Akihiro Takahashi et Paul Tibbets, deux destins liés par le bombardement d’Hiroshima

A l’endroit de l’impact, la température a grimpé à 60 millions de degrés Celsius, ce qui est dix fois plus élevé que la température du soleil. Tout a été pulvérisé.
A l’endroit de l’impact, la température a grimpé à 60 millions de degrés Celsius, ce qui est dix fois plus élevé que la température du soleil. Tout a été pulvérisé. - Reuters.

Au moment de l’explosion, il portait encore son chapeau blanc, un couvre-chef qu’il attendait de pouvoir suspendre au portemanteau situé dans le couloir, avec son manteau blanc à sept boutons, avant de rentrer en classe. Comme à son habitude, Akihiro Takahashi est arrivé un peu en avance à l’école et a rejoint ses camarades de deuxième année de lycée sur le terrain de jeu situé juste à côté de l’entrée de l’établissement.

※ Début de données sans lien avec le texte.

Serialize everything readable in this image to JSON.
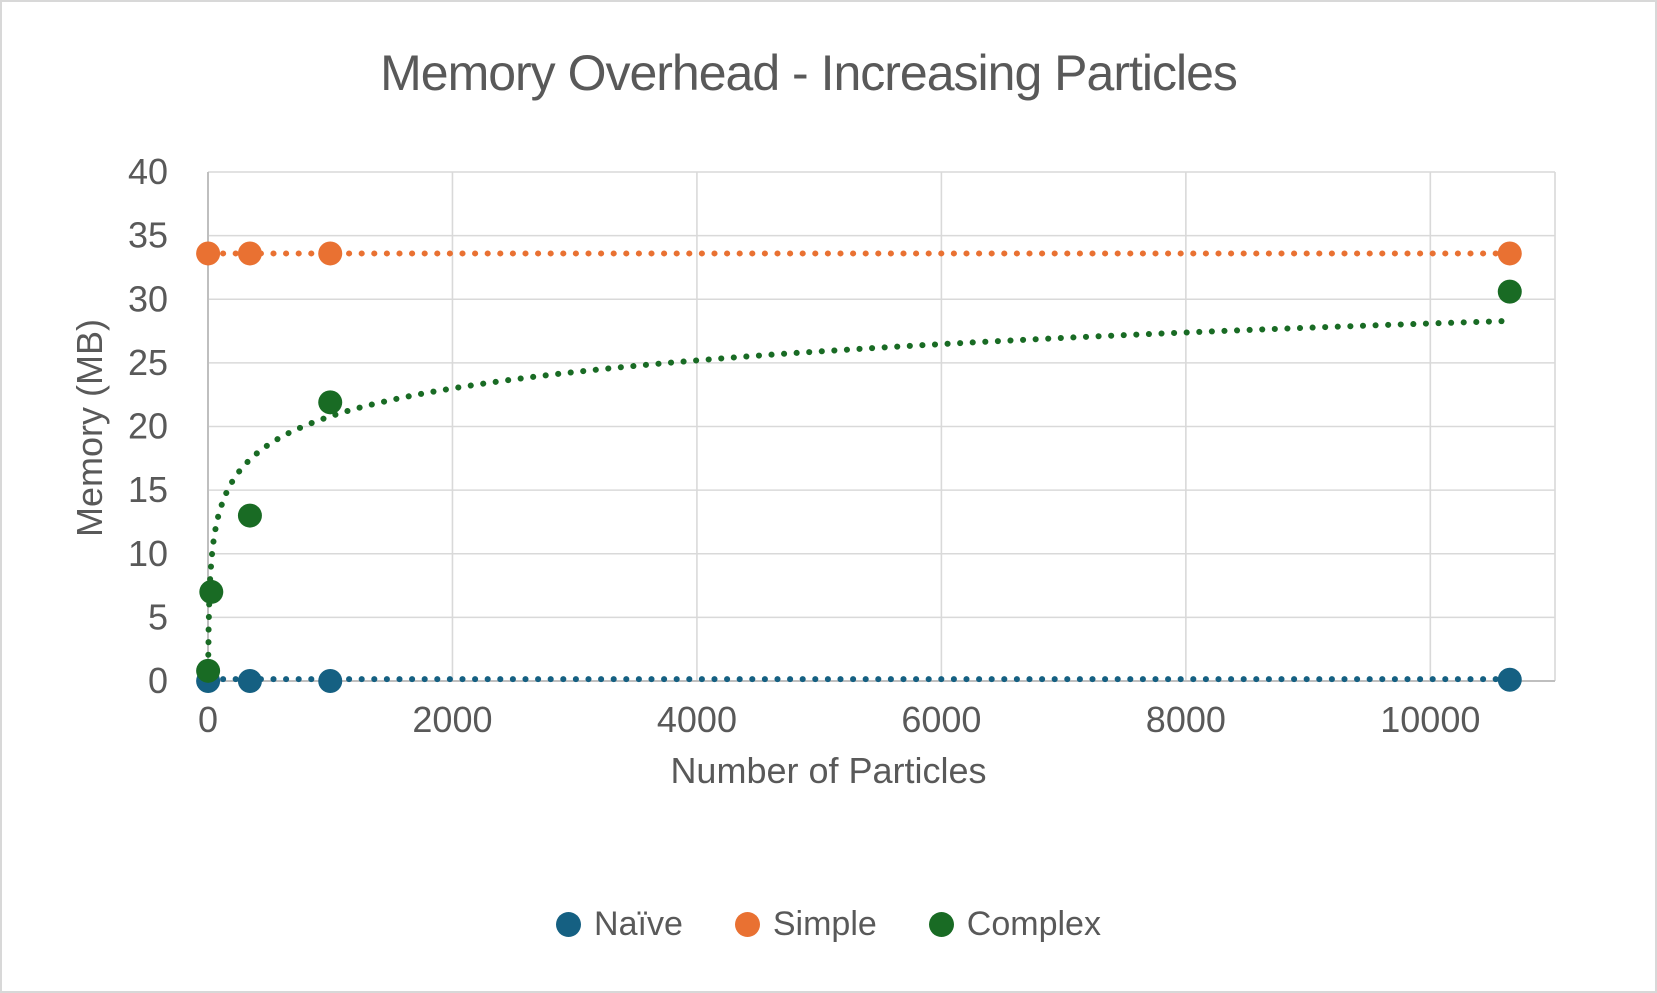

Bientôt, ils devront gagner leur classe pour suivre le cours d’histoire du lundi matin et se livrer à l’habituel exercice d’invocation patriotique des troupes japonaises, en guerre depuis treize ans : « Allez, ô soldats, allez… » Il y a tout juste une heure, une alerte aérienne a été déclenchée, mais elle a rapidement été levée. Dans ces cas-là, le premier réflexe consiste à scruter le ciel. Les nuages des jours précédents ont laissé place à un superbe ciel bleu.